On its 2017 medical mission to Africa, the People's Liberation Army Navy hospital ship Peace Ark traveled to Republic of Congo, where its staff treated 7,508 Congolese patients.'

== Economic relations ==
Chinese state owned financial institutions have provided development finance for infrastructure construction in the Republic of Congo.

Beginning in 1974, China helped the Republic of Congo build the Moukoukoulou Dam along the Bouenza River. At the time of its completion in 1979, the dam was the Republic of Congo's largest hydroelectric power source.

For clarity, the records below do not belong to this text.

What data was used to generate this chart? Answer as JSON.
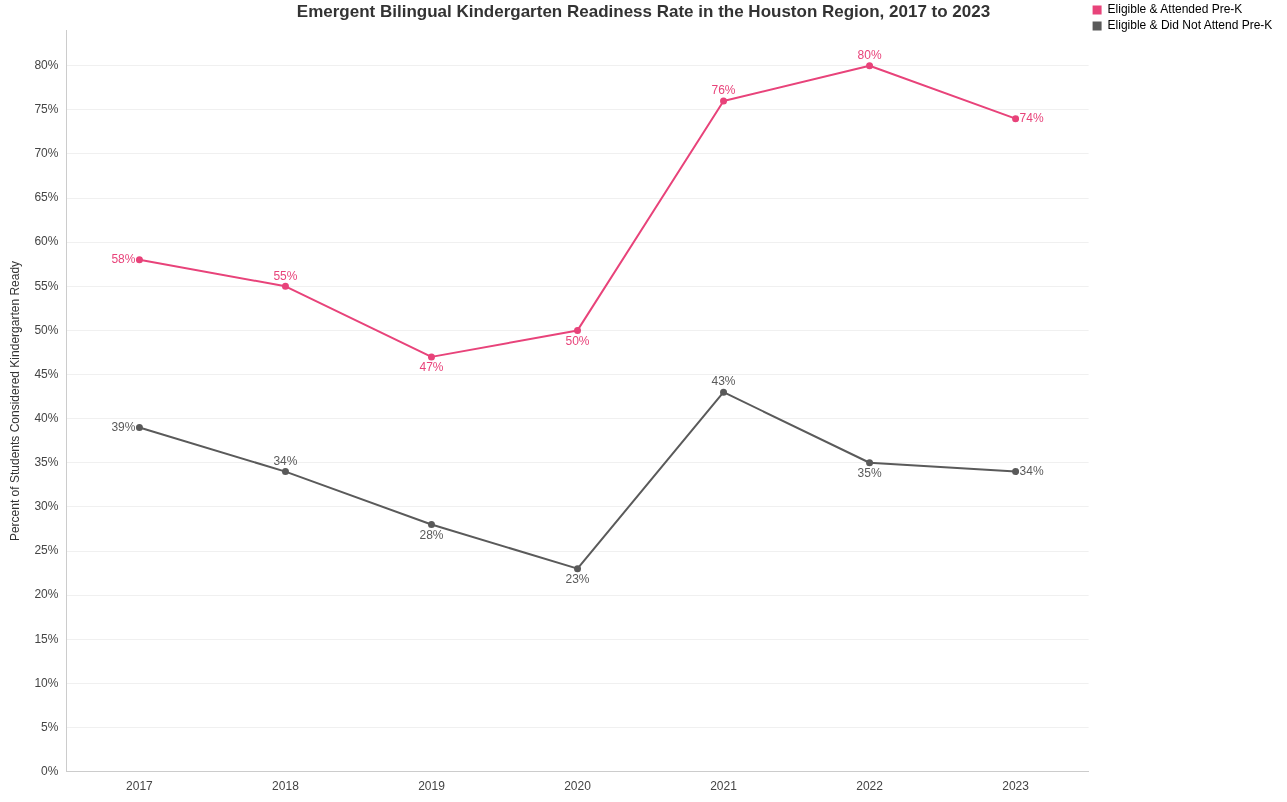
{
  "chart_data": {
    "type": "line",
    "title": "Emergent Bilingual Kindergarten Readiness Rate in the Houston Region, 2017 to 2023",
    "ylabel": "Percent of Students Considered Kindergarten Ready",
    "categories": [
      "2017",
      "2018",
      "2019",
      "2020",
      "2021",
      "2022",
      "2023"
    ],
    "series": [
      {
        "name": "Eligible & Attended Pre-K",
        "color": "#e8437a",
        "values": [
          58,
          55,
          47,
          50,
          76,
          80,
          74
        ],
        "value_labels": [
          "58%",
          "55%",
          "47%",
          "50%",
          "76%",
          "80%",
          "74%"
        ]
      },
      {
        "name": "Eligible & Did Not Attend Pre-K",
        "color": "#5a5a5a",
        "values": [
          39,
          34,
          28,
          23,
          43,
          35,
          34
        ],
        "value_labels": [
          "39%",
          "34%",
          "28%",
          "23%",
          "43%",
          "35%",
          "34%"
        ]
      }
    ],
    "ylim": [
      0,
      84
    ],
    "yticks": [
      {
        "value": 0,
        "label": "0%"
      },
      {
        "value": 5,
        "label": "5%"
      },
      {
        "value": 10,
        "label": "10%"
      },
      {
        "value": 15,
        "label": "15%"
      },
      {
        "value": 20,
        "label": "20%"
      },
      {
        "value": 25,
        "label": "25%"
      },
      {
        "value": 30,
        "label": "30%"
      },
      {
        "value": 35,
        "label": "35%"
      },
      {
        "value": 40,
        "label": "40%"
      },
      {
        "value": 45,
        "label": "45%"
      },
      {
        "value": 50,
        "label": "50%"
      },
      {
        "value": 55,
        "label": "55%"
      },
      {
        "value": 60,
        "label": "60%"
      },
      {
        "value": 65,
        "label": "65%"
      },
      {
        "value": 70,
        "label": "70%"
      },
      {
        "value": 75,
        "label": "75%"
      },
      {
        "value": 80,
        "label": "80%"
      }
    ],
    "grid": "y",
    "legend": "top right",
    "marker": "circle",
    "line_style": "solid"
  }
}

Based on media reports, from 2000 to 2012 there were approximately 25 Chinese financed development finance projects in the country. These projects range from building highways linking Brazzaville and Pointe-Noire to constructing the 120-MW Imboulou Dam to supply power to Brazzaville.

There are several large investments by Chinese companies in the Republic of Congo. China Gold is pursuing a copper mining joint venture in the country with the Gerald Group, a US-based metals trading company. Canada-based MagIndustries, majority owned by a Chinese shareholder, owns an advanced stage potash project that has stalled due to lack of funding.

==Political relations==
The Republic of the Congo follows the one China principle. It recognizes the People's Republic of China as the sole government of China and Taiwan as an integral part of China's territory, and supports all efforts by the PRC to "achieve national reunification". It also considers Hong Kong, Xinjiang and Tibet to be China's internal affairs.

In July 2019, UN ambassadors of 37 countries, including the Republic of the Congo, signed a joint letter to the United Nations Human Rights Council defending China's persecution of Uyghurs. The Republic of the Congo was one of 16 countries that defended China in 2019 but did not do so in 2020. Republic of the Congo was one of 53 countries, that in June 2020, backed the Hong Kong national security law at the United Nations.